Stuck, Ilyana slanted a glance up at him. He was the man Owen had been talking to. He had a pleasant face and an open expression, and like all adults, he looked old. Not old like dying-old, because she knew that here on Earth most people lived for a long long time without ever looking like Elders, but so old that Ilyana couldn’t quite imagine that she herself would ever be
that
old. But he looked approachable. “Yes,” she agreed. “I’m sorry, I don’t remember you.”

“No reason you should. I won’t embarrass you by telling you how young you were and how much you’ve grown since I saw you last.” He grinned, and, tentatively, Ilyana grinned back. “I’m David ben Unbutu, by the way. Pleased to meet you.”

“Pleased to meet you,” Ilyana echoed. “Do you know M. Zerentous? Are you one of the new actors?”

“I know Ginny better than Owen, and no, I’m not an actor. I’m—well, it looks as if I’ll be traveling with you. I’ve done that before, when the company went to Rhui.”

“Oh,” said Ilyana, enlightened. “I think I sort of maybe remember you. Didn’t you—aren’t you the one who painted the portraits of Tess Soerensen and Bakhtiian, in Jeds? I used to come watch you paint.”

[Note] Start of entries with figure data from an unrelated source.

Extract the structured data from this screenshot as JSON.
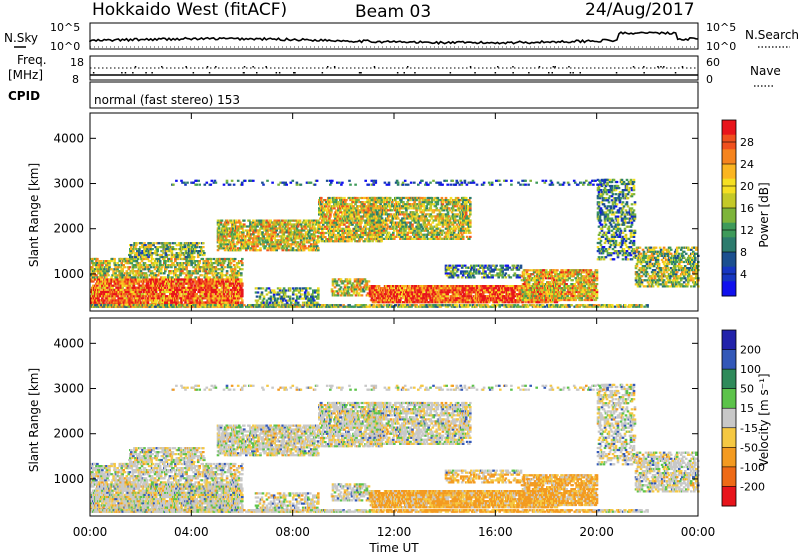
{
  "header": {
    "radar": "Hokkaido West (fitACF)",
    "beam": "Beam 03",
    "date": "24/Aug/2017"
  },
  "noise_panel": {
    "left_label": "N.Sky",
    "right_label": "N.Search",
    "left_ticks": [
      "10^5",
      "10^0"
    ],
    "right_ticks": [
      "10^5",
      "10^0"
    ]
  },
  "freq_panel": {
    "left_label_1": "Freq.",
    "left_label_2": "[MHz]",
    "left_ticks": [
      "18",
      "8"
    ],
    "right_label": "Nave",
    "right_ticks": [
      "60",
      "0"
    ]
  },
  "cpid": {
    "label": "CPID",
    "value": "normal (fast stereo) 153"
  },
  "chart_data": [
    {
      "type": "heatmap",
      "title": "",
      "xlabel": "",
      "ylabel": "Slant Range [km]",
      "quantity": "Power",
      "colorbar_label": "Power [dB]",
      "colorbar_ticks": [
        "28",
        "24",
        "20",
        "16",
        "12",
        "8",
        "4"
      ],
      "colorbar_colors": [
        "#e8141b",
        "#f0501e",
        "#f6841e",
        "#fbb521",
        "#f5df22",
        "#c4c928",
        "#7db43a",
        "#3e9a5a",
        "#2c7b6d",
        "#1b4f8f",
        "#1636c1",
        "#1111ee"
      ],
      "y_ticks": [
        "4000",
        "3000",
        "2000",
        "1000"
      ],
      "ylim": [
        180,
        4560
      ],
      "x_ticks": [
        "00:00",
        "04:00",
        "08:00",
        "12:00",
        "16:00",
        "20:00",
        "00:00"
      ],
      "xlim_hours": [
        0,
        24
      ]
    },
    {
      "type": "heatmap",
      "title": "",
      "xlabel": "Time UT",
      "ylabel": "Slant Range [km]",
      "quantity": "Velocity",
      "colorbar_label": "Velocity [m s⁻¹]",
      "colorbar_ticks": [
        "200",
        "100",
        "50",
        "15",
        "-15",
        "-50",
        "-100",
        "-200"
      ],
      "colorbar_colors": [
        "#2222aa",
        "#3358b8",
        "#2e8a5a",
        "#5cc34a",
        "#c8c8c8",
        "#f5c842",
        "#f39a20",
        "#ee6a16",
        "#e8141b"
      ],
      "y_ticks": [
        "4000",
        "3000",
        "2000",
        "1000"
      ],
      "ylim": [
        180,
        4560
      ],
      "x_ticks": [
        "00:00",
        "04:00",
        "08:00",
        "12:00",
        "16:00",
        "20:00",
        "00:00"
      ],
      "xlim_hours": [
        0,
        24
      ]
    }
  ]
}
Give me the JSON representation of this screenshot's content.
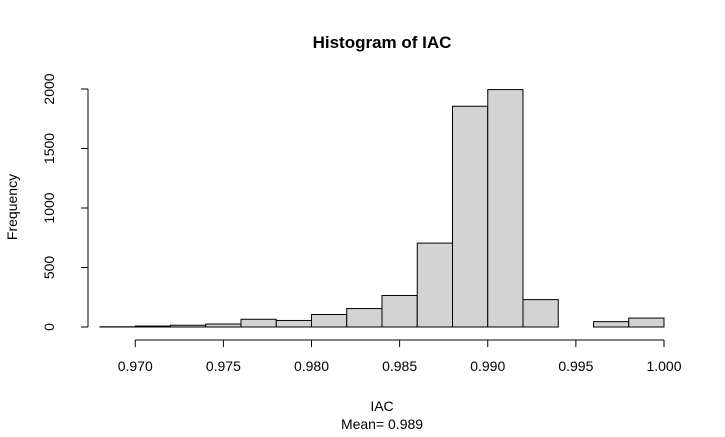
{
  "chart_data": {
    "type": "bar",
    "title": "Histogram of IAC",
    "xlabel": "IAC",
    "subtitle": "Mean= 0.989",
    "ylabel": "Frequency",
    "xlim": [
      0.968,
      1.0
    ],
    "ylim": [
      0,
      2000
    ],
    "x_ticks": [
      "0.970",
      "0.975",
      "0.980",
      "0.985",
      "0.990",
      "0.995",
      "1.000"
    ],
    "x_tick_values": [
      0.97,
      0.975,
      0.98,
      0.985,
      0.99,
      0.995,
      1.0
    ],
    "y_ticks": [
      "0",
      "500",
      "1000",
      "1500",
      "2000"
    ],
    "y_tick_values": [
      0,
      500,
      1000,
      1500,
      2000
    ],
    "bin_edges": [
      0.968,
      0.97,
      0.972,
      0.974,
      0.976,
      0.978,
      0.98,
      0.982,
      0.984,
      0.986,
      0.988,
      0.99,
      0.992,
      0.994,
      0.996,
      0.998,
      1.0
    ],
    "values": [
      2,
      8,
      15,
      25,
      65,
      55,
      105,
      155,
      265,
      705,
      1855,
      1995,
      230,
      0,
      45,
      75
    ],
    "bar_fill": "#d3d3d3",
    "bar_stroke": "#000000",
    "grid": false
  }
}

Now he really smiled, so that it creased his face with warmth. “You knocked over the easel once while Tess was doing a sitting.”

Ilyana giggled. “Only because I tripped. I didn’t mean to, and it ruined the painting, but then you said you had barely started and it didn’t matter.”

“In fact, when I started over, I realized that I’d had the wrong image in my mind, so really I should thank you for it. It’s as if you knocked my preconceived notions to the ground and made me rethink them.”